## anonymous 4 years ago 4. Let f(x) = (1/pi^3)x^3 + (9/pi)x + sinx a) Show that f'(x) is never 0. Attempt: f'(x) = (3/pi^3)x^2 + (9/pi) + cosx cos(x)'s highest y-val's are -1, 1, and (3/pi^3)x^2 + (9/pi) > 0 always Even if, f'(0) = 0 + (9/pi) + 1 > 0 So from examining cosine's range restrictions and the presence of a squared term, I can infer that f'(x) can never be 0. Is this a fair way of showing this? b) Explain why f must be invertible Not sure how I am going to go about with this one.
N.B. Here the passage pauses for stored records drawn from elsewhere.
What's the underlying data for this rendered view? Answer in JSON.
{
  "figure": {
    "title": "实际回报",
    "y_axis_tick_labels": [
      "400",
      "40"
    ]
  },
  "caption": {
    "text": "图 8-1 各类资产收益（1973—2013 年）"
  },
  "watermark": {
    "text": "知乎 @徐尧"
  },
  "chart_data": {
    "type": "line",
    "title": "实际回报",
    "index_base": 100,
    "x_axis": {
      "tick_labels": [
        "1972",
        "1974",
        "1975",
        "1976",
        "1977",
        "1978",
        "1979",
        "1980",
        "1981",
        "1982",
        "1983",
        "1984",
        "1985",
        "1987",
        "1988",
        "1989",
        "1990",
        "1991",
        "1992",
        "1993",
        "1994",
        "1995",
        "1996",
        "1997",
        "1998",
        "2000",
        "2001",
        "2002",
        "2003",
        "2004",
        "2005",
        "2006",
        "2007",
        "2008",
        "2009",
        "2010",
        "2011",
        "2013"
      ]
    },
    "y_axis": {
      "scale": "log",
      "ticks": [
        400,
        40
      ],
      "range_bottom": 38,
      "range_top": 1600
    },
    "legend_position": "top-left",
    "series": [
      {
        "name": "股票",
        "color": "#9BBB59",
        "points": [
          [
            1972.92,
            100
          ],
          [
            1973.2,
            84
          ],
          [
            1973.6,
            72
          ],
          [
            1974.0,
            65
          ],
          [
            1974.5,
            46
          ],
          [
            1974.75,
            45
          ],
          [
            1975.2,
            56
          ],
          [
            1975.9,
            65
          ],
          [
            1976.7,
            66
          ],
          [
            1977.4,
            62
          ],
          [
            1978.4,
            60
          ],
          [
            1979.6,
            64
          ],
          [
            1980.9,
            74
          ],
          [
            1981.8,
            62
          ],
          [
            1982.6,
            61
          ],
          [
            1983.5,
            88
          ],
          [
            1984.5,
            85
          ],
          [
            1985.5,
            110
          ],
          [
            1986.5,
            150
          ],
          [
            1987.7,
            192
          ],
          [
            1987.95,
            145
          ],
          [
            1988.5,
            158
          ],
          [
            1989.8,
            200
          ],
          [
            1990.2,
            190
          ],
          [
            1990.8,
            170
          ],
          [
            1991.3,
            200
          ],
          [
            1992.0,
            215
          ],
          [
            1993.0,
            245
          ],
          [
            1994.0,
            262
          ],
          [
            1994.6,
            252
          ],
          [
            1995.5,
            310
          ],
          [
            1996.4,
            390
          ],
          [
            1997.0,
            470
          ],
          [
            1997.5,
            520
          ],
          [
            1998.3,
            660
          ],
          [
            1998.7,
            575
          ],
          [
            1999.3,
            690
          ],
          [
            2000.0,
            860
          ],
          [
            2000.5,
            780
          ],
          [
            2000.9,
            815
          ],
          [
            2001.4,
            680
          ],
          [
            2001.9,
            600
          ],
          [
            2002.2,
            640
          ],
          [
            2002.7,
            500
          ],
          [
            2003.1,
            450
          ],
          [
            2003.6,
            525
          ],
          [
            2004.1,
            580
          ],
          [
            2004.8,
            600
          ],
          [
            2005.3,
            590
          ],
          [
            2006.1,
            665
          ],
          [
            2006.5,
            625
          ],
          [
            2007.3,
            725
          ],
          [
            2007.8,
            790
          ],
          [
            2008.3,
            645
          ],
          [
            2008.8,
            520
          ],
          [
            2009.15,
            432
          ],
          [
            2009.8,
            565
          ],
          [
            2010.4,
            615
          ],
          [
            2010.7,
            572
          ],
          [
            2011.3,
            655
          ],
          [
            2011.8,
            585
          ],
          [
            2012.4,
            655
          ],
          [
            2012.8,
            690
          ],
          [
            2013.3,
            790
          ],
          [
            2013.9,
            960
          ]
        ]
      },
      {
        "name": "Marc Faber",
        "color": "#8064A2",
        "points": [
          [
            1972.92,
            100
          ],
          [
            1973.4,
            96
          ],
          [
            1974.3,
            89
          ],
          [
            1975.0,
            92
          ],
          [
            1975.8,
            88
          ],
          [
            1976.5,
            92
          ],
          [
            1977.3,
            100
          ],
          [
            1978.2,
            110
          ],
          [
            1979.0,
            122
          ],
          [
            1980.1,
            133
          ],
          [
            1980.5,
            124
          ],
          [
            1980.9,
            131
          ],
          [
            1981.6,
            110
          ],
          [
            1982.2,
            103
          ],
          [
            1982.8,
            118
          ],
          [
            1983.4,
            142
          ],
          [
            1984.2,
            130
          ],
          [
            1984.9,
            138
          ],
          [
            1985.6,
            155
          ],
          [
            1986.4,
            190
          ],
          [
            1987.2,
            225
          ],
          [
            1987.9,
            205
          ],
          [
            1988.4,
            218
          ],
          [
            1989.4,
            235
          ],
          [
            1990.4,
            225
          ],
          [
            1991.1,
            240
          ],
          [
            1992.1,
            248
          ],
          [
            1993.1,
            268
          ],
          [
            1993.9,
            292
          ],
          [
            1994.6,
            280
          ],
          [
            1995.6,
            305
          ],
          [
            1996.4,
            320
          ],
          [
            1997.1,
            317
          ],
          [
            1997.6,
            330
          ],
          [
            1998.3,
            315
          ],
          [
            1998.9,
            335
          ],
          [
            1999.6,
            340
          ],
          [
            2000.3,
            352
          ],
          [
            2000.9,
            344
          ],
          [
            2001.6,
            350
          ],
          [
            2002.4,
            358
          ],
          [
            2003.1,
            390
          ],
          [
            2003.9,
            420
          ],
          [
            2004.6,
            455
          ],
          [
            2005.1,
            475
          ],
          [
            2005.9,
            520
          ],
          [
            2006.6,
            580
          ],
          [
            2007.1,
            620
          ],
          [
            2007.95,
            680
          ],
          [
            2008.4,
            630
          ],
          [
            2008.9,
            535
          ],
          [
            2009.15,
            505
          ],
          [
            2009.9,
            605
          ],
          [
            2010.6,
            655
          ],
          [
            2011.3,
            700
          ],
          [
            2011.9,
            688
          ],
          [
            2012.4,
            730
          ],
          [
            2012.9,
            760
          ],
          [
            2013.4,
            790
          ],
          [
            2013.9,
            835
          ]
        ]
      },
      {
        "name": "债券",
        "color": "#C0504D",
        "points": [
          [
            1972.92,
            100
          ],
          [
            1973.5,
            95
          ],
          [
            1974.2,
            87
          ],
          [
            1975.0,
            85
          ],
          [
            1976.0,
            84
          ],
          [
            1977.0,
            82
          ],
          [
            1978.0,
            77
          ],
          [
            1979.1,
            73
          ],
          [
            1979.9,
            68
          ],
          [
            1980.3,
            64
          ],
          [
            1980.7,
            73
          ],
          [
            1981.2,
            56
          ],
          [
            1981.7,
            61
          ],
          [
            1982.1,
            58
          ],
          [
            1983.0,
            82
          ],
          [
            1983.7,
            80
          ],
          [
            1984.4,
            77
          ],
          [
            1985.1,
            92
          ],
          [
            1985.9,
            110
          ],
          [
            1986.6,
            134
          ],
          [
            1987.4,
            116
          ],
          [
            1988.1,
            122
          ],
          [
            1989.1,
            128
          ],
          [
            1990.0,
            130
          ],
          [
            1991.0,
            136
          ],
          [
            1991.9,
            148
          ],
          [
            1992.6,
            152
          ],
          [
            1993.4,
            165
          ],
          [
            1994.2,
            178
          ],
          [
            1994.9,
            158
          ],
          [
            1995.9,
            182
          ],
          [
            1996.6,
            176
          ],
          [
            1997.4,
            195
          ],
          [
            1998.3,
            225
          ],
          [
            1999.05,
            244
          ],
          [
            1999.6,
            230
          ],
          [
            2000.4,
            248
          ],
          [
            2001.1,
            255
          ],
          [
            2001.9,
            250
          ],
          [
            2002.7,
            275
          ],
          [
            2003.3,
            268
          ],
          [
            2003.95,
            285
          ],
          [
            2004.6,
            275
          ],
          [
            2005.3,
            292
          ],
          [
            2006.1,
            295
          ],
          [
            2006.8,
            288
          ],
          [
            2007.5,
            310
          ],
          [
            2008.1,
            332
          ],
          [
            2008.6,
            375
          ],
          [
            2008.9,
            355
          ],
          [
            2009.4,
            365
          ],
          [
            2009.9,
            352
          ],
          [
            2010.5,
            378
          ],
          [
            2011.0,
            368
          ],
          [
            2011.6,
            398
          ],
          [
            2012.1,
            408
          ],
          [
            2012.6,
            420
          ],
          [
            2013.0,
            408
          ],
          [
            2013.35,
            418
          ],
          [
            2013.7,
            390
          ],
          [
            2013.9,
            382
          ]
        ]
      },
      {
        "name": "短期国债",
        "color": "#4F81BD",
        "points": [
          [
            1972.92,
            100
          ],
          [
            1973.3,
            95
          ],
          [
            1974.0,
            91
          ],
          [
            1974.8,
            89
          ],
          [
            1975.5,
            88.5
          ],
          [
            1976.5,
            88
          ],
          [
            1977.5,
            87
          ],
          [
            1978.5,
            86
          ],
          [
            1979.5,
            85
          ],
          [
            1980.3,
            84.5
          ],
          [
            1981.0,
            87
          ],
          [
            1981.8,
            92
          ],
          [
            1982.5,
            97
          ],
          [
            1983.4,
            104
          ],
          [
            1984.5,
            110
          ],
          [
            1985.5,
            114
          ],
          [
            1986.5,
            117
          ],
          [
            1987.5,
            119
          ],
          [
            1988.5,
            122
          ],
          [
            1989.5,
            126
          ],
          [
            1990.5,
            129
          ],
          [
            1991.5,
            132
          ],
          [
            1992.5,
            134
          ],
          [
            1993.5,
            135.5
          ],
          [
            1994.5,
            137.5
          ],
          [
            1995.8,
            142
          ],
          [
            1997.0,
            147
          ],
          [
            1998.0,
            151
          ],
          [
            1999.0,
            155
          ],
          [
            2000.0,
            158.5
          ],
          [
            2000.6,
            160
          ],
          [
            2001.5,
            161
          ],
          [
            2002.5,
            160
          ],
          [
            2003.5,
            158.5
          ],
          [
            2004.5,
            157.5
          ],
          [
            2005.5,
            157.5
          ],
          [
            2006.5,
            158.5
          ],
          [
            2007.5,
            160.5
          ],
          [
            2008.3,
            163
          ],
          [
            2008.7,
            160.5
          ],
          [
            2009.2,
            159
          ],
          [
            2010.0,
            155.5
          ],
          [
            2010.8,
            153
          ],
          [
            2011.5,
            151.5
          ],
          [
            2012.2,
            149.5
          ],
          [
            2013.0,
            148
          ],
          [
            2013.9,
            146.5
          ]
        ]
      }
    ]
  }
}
I tried to swap x values and try to isolate for x, then interchange them to make the inverse function.....

1. anonymous

4. Let f(x) = (1/pi^3)x^3 + (9/pi)x + sinx a) Show that f'(x) is never 0. Attempt: f'(x) = (3/pi^3)x^2 + (9/pi) + cosx cos(x)'s highest y-val's are -1, 1, and (3/pi^3)x^2 + (9/pi) > 0 always Even if, f'(0) = 0 + (9/pi) + 1 > 0 So from examining cosine's range restrictions and the presence of a squared term, I can infer that f'(x) can never be 0. Is this a fair way of showing this? b) Explain why f must be invertible Not sure how I am going to go about with this one. I tried to swap x values and try to isolate for x, then interchange them to make the inverse function, but I quickly realized that I cannot use that method to get the inverse function. I definitely need a hint for this one. c) Show that the point (10, pi) is on the graph of the inverse fcn If (pi, 10) is on the graph of the function f and this point exists, then can I conclude from that that the point (10,pi) exists on the graph of the inverse fcn? d) Find the equation of the line tangent to the inverse fcn at (10, pi) My plan was to do this: a) Take the derivative of f b) Find the slope of f at x = pi c) Infer that because f(y) = x <=> f-1(x) = y, then the slope I get for this point on the function f will apply for the slope of the inverse fcn at x = 10. Is this even true?

2. anonymous

See the second post please. NOT FIRST

3. anonymous

you can find the vertex of the quadratic and show that it is above 1

4. anonymous

makes the function invertible because if the derivative is always positive the function is always increasing hence one to one

5. anonymous

don't expect to actually find the inverse as a function

6. anonymous

to show that $(1,\pi)$ is on the graph of the inverse, show that $f(\pi)=10$